The great thing about the Markov property is that the probability of moving to a given state depends only on the previous state. For this simple model the probability of moving up or down is actually independent of state. So to calculate the variance after $t$ games we just need to sum up the variance for each step. In other words, the formula turns out to be \((1-(2p-1))^2 t\)
The variance is then at its maximum when $p$ is a half or when there’s equal chance of moving up or down. After one hundred time steps the variance is one hundred. This gives a probability of being at position 0 after one hundred steps of only $8\%$. In fact over time, the probability of returning to the origin diminishes. It turns out that the expected time to return to $0$ is actually infinite, the gambler can take arbitrarily long excursions as there’s nothing bounding their winnings (or losses).
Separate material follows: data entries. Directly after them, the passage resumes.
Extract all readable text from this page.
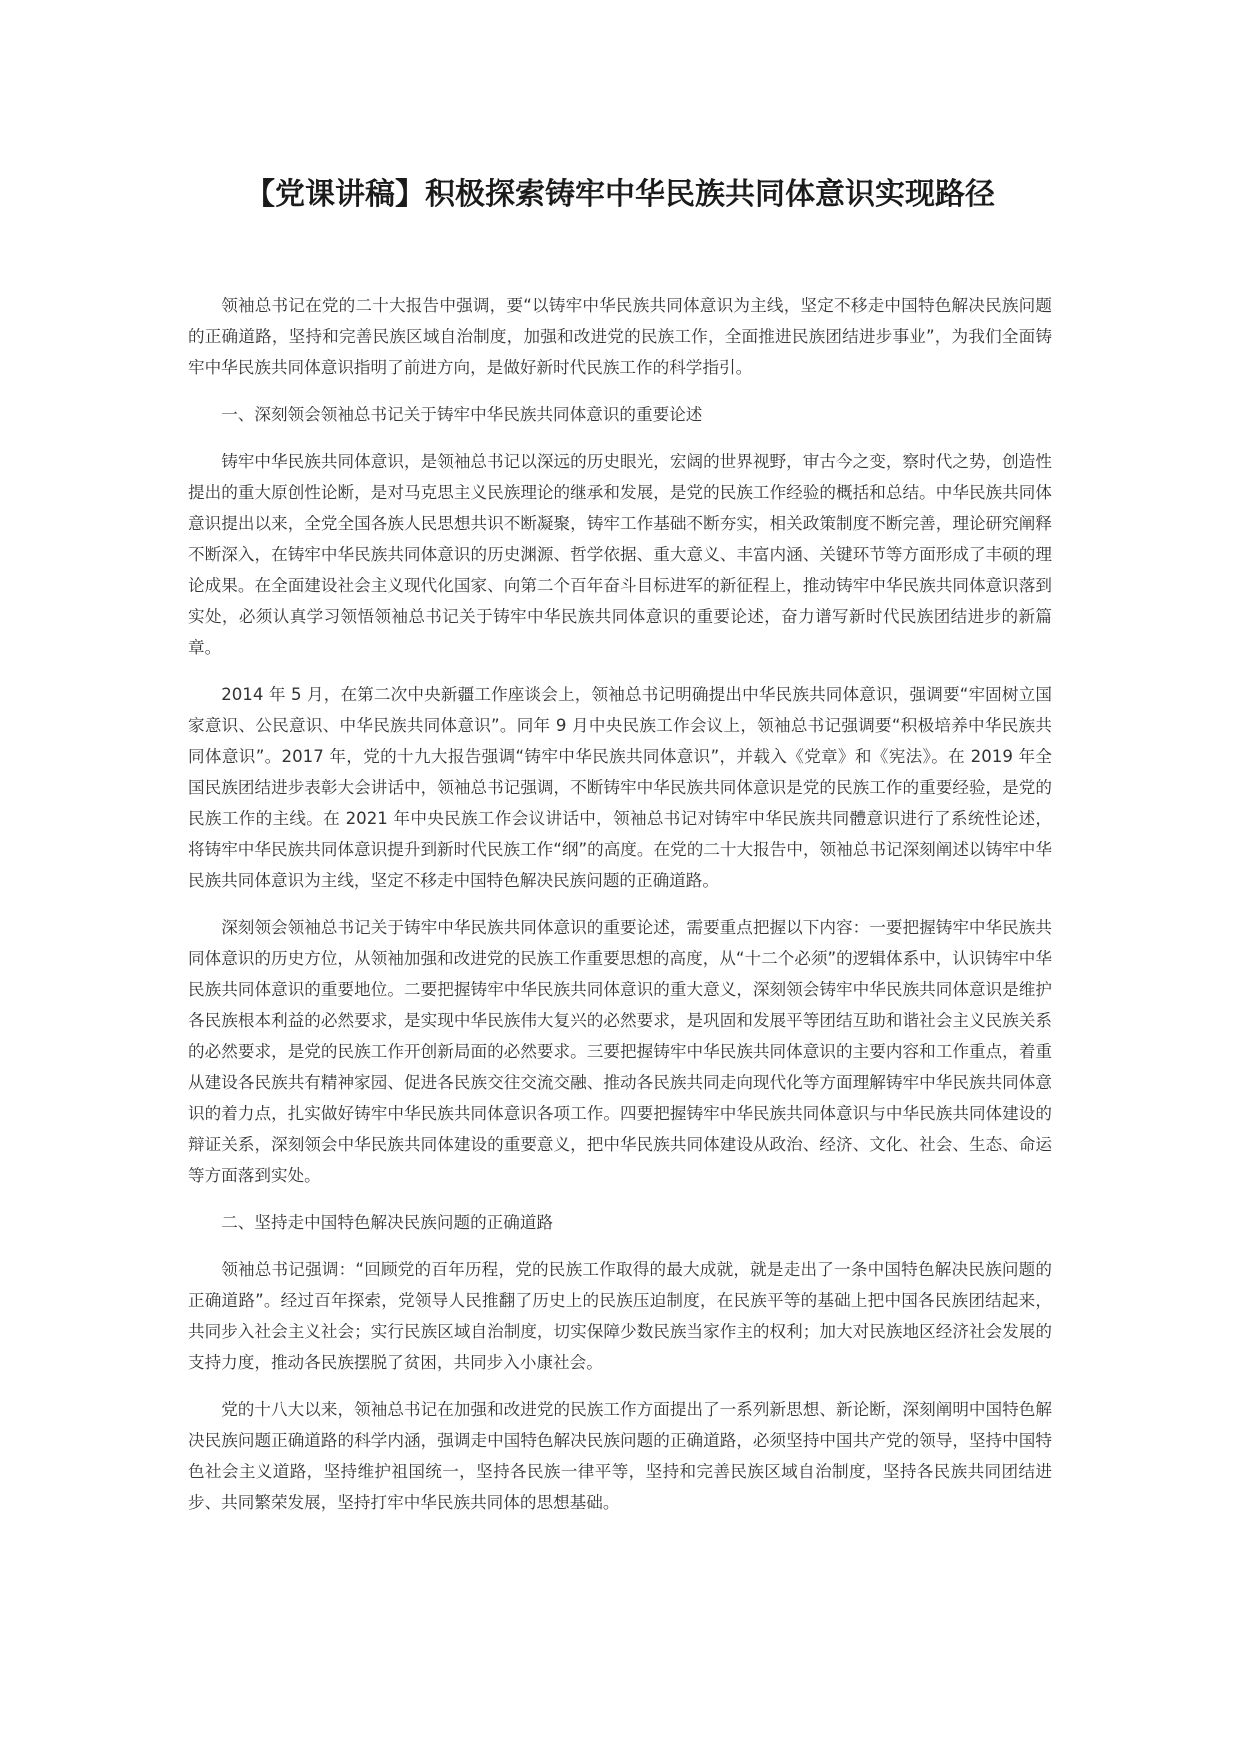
【党课讲稿】积极探索铸牢中华民族共同体意识实现路径

领袖总书记在党的二十大报告中强调，要“以铸牢中华民族共同体意识为主线，坚定不移走中国特色解决民族问题的正确道路，坚持和完善民族区域自治制度，加强和改进党的民族工作，全面推进民族团结进步事业”，为我们全面铸牢中华民族共同体意识指明了前进方向，是做好新时代民族工作的科学指引。

一、深刻领会领袖总书记关于铸牢中华民族共同体意识的重要论述

铸牢中华民族共同体意识，是领袖总书记以深远的历史眼光，宏阔的世界视野，审古今之变，察时代之势，创造性提出的重大原创性论断，是对马克思主义民族理论的继承和发展，是党的民族工作经验的概括和总结。中华民族共同体意识提出以来，全党全国各族人民思想共识不断凝聚，铸牢工作基础不断夯实，相关政策制度不断完善，理论研究阐释不断深入，在铸牢中华民族共同体意识的历史渊源、哲学依据、重大意义、丰富内涵、关键环节等方面形成了丰硕的理论成果。在全面建设社会主义现代化国家、向第二个百年奋斗目标进军的新征程上，推动铸牢中华民族共同体意识落到实处，必须认真学习领悟领袖总书记关于铸牢中华民族共同体意识的重要论述，奋力谱写新时代民族团结进步的新篇章。

2014 年 5 月，在第二次中央新疆工作座谈会上，领袖总书记明确提出中华民族共同体意识，强调要“牢固树立国家意识、公民意识、中华民族共同体意识”。同年 9 月中央民族工作会议上，领袖总书记强调要“积极培养中华民族共同体意识”。2017 年，党的十九大报告强调“铸牢中华民族共同体意识”，并载入《党章》和《宪法》。在 2019 年全国民族团结进步表彰大会讲话中，领袖总书记强调，不断铸牢中华民族共同体意识是党的民族工作的重要经验，是党的民族工作的主线。在 2021 年中央民族工作会议讲话中，领袖总书记对铸牢中华民族共同體意识进行了系统性论述，将铸牢中华民族共同体意识提升到新时代民族工作“纲”的高度。在党的二十大报告中，领袖总书记深刻阐述以铸牢中华民族共同体意识为主线，坚定不移走中国特色解决民族问题的正确道路。

深刻领会领袖总书记关于铸牢中华民族共同体意识的重要论述，需要重点把握以下内容：一要把握铸牢中华民族共同体意识的历史方位，从领袖加强和改进党的民族工作重要思想的高度，从“十二个必须”的逻辑体系中，认识铸牢中华民族共同体意识的重要地位。二要把握铸牢中华民族共同体意识的重大意义，深刻领会铸牢中华民族共同体意识是维护各民族根本利益的必然要求，是实现中华民族伟大复兴的必然要求，是巩固和发展平等团结互助和谐社会主义民族关系的必然要求，是党的民族工作开创新局面的必然要求。三要把握铸牢中华民族共同体意识的主要内容和工作重点，着重从建设各民族共有精神家园、促进各民族交往交流交融、推动各民族共同走向现代化等方面理解铸牢中华民族共同体意识的着力点，扎实做好铸牢中华民族共同体意识各项工作。四要把握铸牢中华民族共同体意识与中华民族共同体建设的辩证关系，深刻领会中华民族共同体建设的重要意义，把中华民族共同体建设从政治、经济、文化、社会、生态、命运等方面落到实处。

二、坚持走中国特色解决民族问题的正确道路

领袖总书记强调：“回顾党的百年历程，党的民族工作取得的最大成就，就是走出了一条中国特色解决民族问题的正确道路”。经过百年探索，党领导人民推翻了历史上的民族压迫制度，在民族平等的基础上把中国各民族团结起来，共同步入社会主义社会；实行民族区域自治制度，切实保障少数民族当家作主的权利；加大对民族地区经济社会发展的支持力度，推动各民族摆脱了贫困，共同步入小康社会。

党的十八大以来，领袖总书记在加强和改进党的民族工作方面提出了一系列新思想、新论断，深刻阐明中国特色解决民族问题正确道路的科学内涵，强调走中国特色解决民族问题的正确道路，必须坚持中国共产党的领导，坚持中国特色社会主义道路，坚持维护祖国统一，坚持各民族一律平等，坚持和完善民族区域自治制度，坚持各民族共同团结进步、共同繁荣发展，坚持打牢中华民族共同体的思想基础。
Imagine instead if the coin had a slight amount of bias i.e. $p\neq 1/2$. We can see from our variance formula above that the more bias there is the lower the variance of the gambler’s winnings. We can see the impact of a slight bias by varying the probability of a win in the simulation below. The more we increase the probability the smaller the variance becomes.
Finally let’s look at a real application of a Markov chain with the PageRank algorithm. This is the original algorithm used by Google to rank web pages. A more in depth look can be found here .
We can think about the algorithm in terms of a random walker “walking” through web pages by clicking on links. When it arrives at a web page, it finds all the links and then picks one at random to click on. For simplicity let’s imagine that every page has a link back to the page that linked to it. Each time the walker passes through a page we record this by adding a point to the page. After a long time the pages can be ranked by how many times the walker has visited it. This allows a way of quantifying how “central” a page is on the web. One issue is that the rank number for each page keeps increasing. We can add a dampening factor by making the page’s point smaller if the walker visits later in its walk.
We can simulate the process on a small random network below. The colour denotes how recently the walker had visited that page and the size denotes its PageRank.
In reality there are far quicker ways to calculate the PageRank than to just simulate it. By setting the problem up as a Markov chain though, we’re able to use a lot of mathematical machinery to calculate it efficiently.